En diciembre de 1983 se festejaron los cuarenta años de la recuperación democrática, del retorno al orden constitucional. La celebración es acertada porque a diferencia de lo ocurrido entre 1930 y 1983, período en el que sucedieron seis golpes militares que dieron fin antes del cumplimiento del mandato a gobiernos electos, en estos cuarenta años no hubo más golpes de esa índole. Sin embargo, en ese período cuatro presidentes no terminan sus mandatos en los tiempos fijados en la Constitución (Alfonsín, De la Rúa, Rodríguez Sáa, Duhalde) y se recurren a interpretaciones legales de excepción para justificar esas conclusiones prematuras del período presidencial.
Los presidentes que gobernaron en esos cuarenta años también recurrieron a facultades de excepción (decretos de necesidad y urgencia, delegación legislativa, promulgación parcial de leyes) para gobernar, a pesar que la reforma constitucional de 1.994 convirtió el presidencialismo de la Constitución argentina en un “hiperpresidencialismo” porque le reconoce al presidente facultades amplísimas especialmente en materia legislativa.
La pandemia también fue manejada por decretos por el entonces recientemente asumido presidente Alberto Fernández lo que hizo recaer en su figura la responsabilidad de los desaciertos y de la crisis económica sobreviniente. La caída en la pobreza de millones de habitantes, la espiral inflacionaria, la contradicción entre el discurso y la acción, más una oposición que teniendo el escenario ideal para volver al poder no supo más que exhibir diferencias entre halcones y palomas hicieron posible el milagro que un ajeno a la política sin sustento territorial ni parlamentario se impusiera por un amplio margen en la doble vuelta electoral.
Pero como con agudeza escribió Silvina Ocampo, los milagros existen, pero suelen ser adversos. En el corto lapso de ejercicio de la presidencia, Javier Milei ha demostrado que sólo la excepción es su regla. Desde su asunción de espaldas al Congreso hasta el envío de un Decreto de Necesidad y Urgencia (muy diferente a las leyes de urgente consideración que contempla la Constitución uruguaya) y una ley ómnibus que avasallan la distribución de funciones entre el órgano legislativo y el ejecutivo, pasando por discursos que desconocen hasta los fines del estado argentino que proclama el preámbulo de la Constitución, ningún gesto ni acto se adecua a las prescripciones constitucionales.
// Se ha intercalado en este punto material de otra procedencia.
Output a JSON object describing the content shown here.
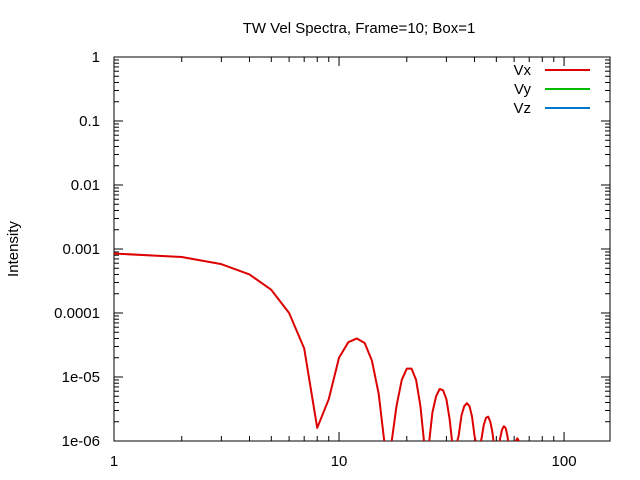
{
  "chart_data": {
    "type": "line",
    "title": "TW Vel Spectra, Frame=10; Box=1",
    "xlabel": "",
    "ylabel": "Intensity",
    "x_scale": "log",
    "y_scale": "log",
    "xlim": [
      1,
      160
    ],
    "ylim": [
      1e-06,
      1
    ],
    "x_ticks": [
      {
        "value": 1,
        "label": "1"
      },
      {
        "value": 10,
        "label": "10"
      },
      {
        "value": 100,
        "label": "100"
      }
    ],
    "y_ticks": [
      {
        "value": 1e-06,
        "label": "1e-06"
      },
      {
        "value": 1e-05,
        "label": "1e-05"
      },
      {
        "value": 0.0001,
        "label": "0.0001"
      },
      {
        "value": 0.001,
        "label": "0.001"
      },
      {
        "value": 0.01,
        "label": "0.01"
      },
      {
        "value": 0.1,
        "label": "0.1"
      },
      {
        "value": 1,
        "label": "1"
      }
    ],
    "grid": false,
    "legend_position": "top-right",
    "series": [
      {
        "name": "Vx",
        "color": "#dd0000",
        "x": [
          1,
          2,
          3,
          4,
          5,
          6,
          7,
          8,
          9,
          10,
          11,
          12,
          13,
          14,
          15,
          16,
          17,
          18,
          19,
          20,
          21,
          22,
          23,
          24,
          25,
          26,
          27,
          28,
          29,
          30,
          31,
          32,
          33,
          34,
          35,
          36,
          37,
          38,
          39,
          40,
          41,
          42,
          43,
          44,
          45,
          46,
          47,
          48,
          49,
          50,
          51,
          52,
          53,
          54,
          55,
          56,
          57,
          58,
          59,
          60,
          61,
          62,
          63,
          64
        ],
        "y": [
          0.00085,
          0.00075,
          0.00058,
          0.0004,
          0.00023,
          0.0001,
          2.8e-05,
          1.6e-06,
          4.5e-06,
          2e-05,
          3.5e-05,
          4e-05,
          3.4e-05,
          1.8e-05,
          5.5e-06,
          8e-07,
          8e-07,
          3.5e-06,
          9e-06,
          1.35e-05,
          1.35e-05,
          9e-06,
          3.5e-06,
          8e-07,
          8e-07,
          2.8e-06,
          5e-06,
          6.5e-06,
          6.2e-06,
          4.5e-06,
          2.2e-06,
          8e-07,
          8e-07,
          1.2e-06,
          2.5e-06,
          3.5e-06,
          3.9e-06,
          3.5e-06,
          2.4e-06,
          1.2e-06,
          8e-07,
          8e-07,
          1.1e-06,
          1.8e-06,
          2.3e-06,
          2.4e-06,
          2e-06,
          1.4e-06,
          8e-07,
          8e-07,
          8e-07,
          1.1e-06,
          1.5e-06,
          1.7e-06,
          1.6e-06,
          1.2e-06,
          8e-07,
          8e-07,
          8e-07,
          8e-07,
          1e-06,
          1.1e-06,
          1e-06,
          8e-07
        ]
      },
      {
        "name": "Vy",
        "color": "#00bb00",
        "x": [],
        "y": []
      },
      {
        "name": "Vz",
        "color": "#0077cc",
        "x": [],
        "y": []
      }
    ]
  }
}
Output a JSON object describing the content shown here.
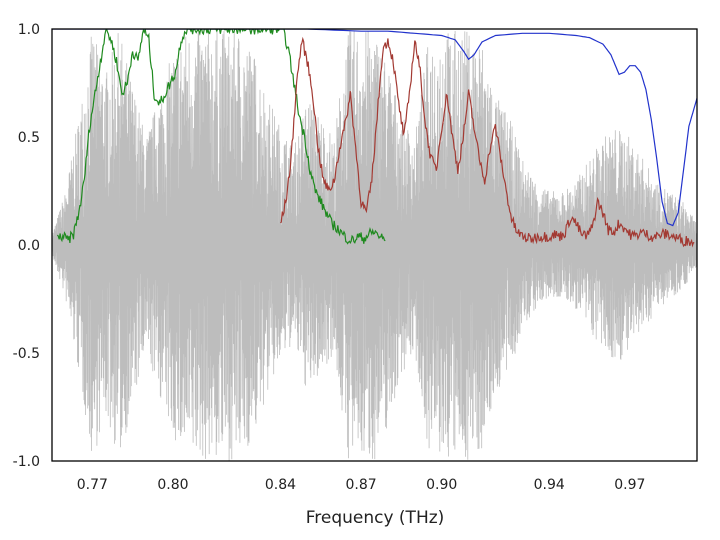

Esta flagrante anomalía de incumplir cotidianamente con la Constitución que se juró respetar, cuenta con la también excepcional omisión de un Congreso que no defiende con la severidad debida sus propias facultades.
Si el pasado parecía insuperable, el presente demuestra que la desmesura no tiene techo. Siempre puede ir por más. Los hechos sucedidos el pasado fin de semana en España demuestran que ni las normas de derecho internacional son capaces de frenar la ruptura de todo límite legal.
La transformación de lo extraordinario en ordinario es el mayor riesgo que enfrenta una democracia constitucional en este siglo. Para el bien de la región y del mundo, espero -creo muchos me acompañan en este deseo- que la sociedad argentina encuentre en sus resortes legales la forma de poner freno a tan excepcional e inusitada forma de ejercicio del poder.
Publicado en Seminario Voces el 26 de mayo de 2024.